# ray.data.grouped_data.GroupedData.std#

GroupedData.std(on: str | List[str] = None, ddof: int = 1, ignore_nulls: bool = True) [source]#

Compute grouped standard deviation aggregation.

Examples

```>>> import ray
>>> ray.data.range(100).groupby("id").std(ddof=0)
>>> ray.data.from_items([
...     {"A": i % 3, "B": i, "C": i**2}
...     for i in range(100)]) \
...     .groupby("A") \
...     .std(["B", "C"])
```

NOTE: This uses Welford’s online method for an accumulator-style computation of the standard deviation. This method was chosen due to it’s numerical stability, and it being computable in a single pass. This may give different (but more accurate) results than NumPy, Pandas, and sklearn, which use a less numerically stable two-pass algorithm. See https://en.wikipedia.org/wiki/Algorithms_for_calculating_variance#Welford’s_online_algorithm

Parameters:
• on – a column name or a list of column names to aggregate.

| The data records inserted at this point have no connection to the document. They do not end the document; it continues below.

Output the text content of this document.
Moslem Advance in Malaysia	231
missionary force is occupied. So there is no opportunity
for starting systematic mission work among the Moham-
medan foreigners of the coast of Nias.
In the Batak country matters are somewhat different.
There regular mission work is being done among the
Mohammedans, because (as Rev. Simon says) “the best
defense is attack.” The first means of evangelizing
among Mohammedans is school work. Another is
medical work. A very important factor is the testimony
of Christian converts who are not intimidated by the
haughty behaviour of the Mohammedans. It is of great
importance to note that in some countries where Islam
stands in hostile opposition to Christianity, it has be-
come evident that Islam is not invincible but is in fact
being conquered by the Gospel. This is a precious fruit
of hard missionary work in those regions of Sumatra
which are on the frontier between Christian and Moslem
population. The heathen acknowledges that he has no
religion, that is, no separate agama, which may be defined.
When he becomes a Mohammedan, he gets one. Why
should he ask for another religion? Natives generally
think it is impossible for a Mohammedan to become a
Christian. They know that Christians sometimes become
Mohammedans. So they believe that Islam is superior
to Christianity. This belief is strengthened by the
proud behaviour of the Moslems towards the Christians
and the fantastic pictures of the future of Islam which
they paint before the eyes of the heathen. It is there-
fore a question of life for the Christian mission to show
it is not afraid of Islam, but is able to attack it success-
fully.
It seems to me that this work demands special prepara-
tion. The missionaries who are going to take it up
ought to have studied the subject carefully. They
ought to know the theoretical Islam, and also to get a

• ddof – Delta Degrees of Freedom. The divisor used in calculations is `N - ddof`, where `N` represents the number of elements.

• ignore_nulls – Whether to ignore null values. If `True`, null values will be ignored when computing the std; if `False`, if a null value is encountered, the output will be null. We consider np.nan, None, and pd.NaT to be null values. Default is `True`.

Returns:

The standard deviation result.

For different values of `on`, the return varies:

• `on=None`: a dataset containing a groupby key column, `"k"`, and a column-wise std column for each original column in the dataset.

• `on=["col_1", ..., "col_n"]`: a dataset of `n + 1` columns where the first column is the groupby key and the second through `n + 1` columns are the results of the aggregations.

If groupby key is `None` then the key part of return is omitted.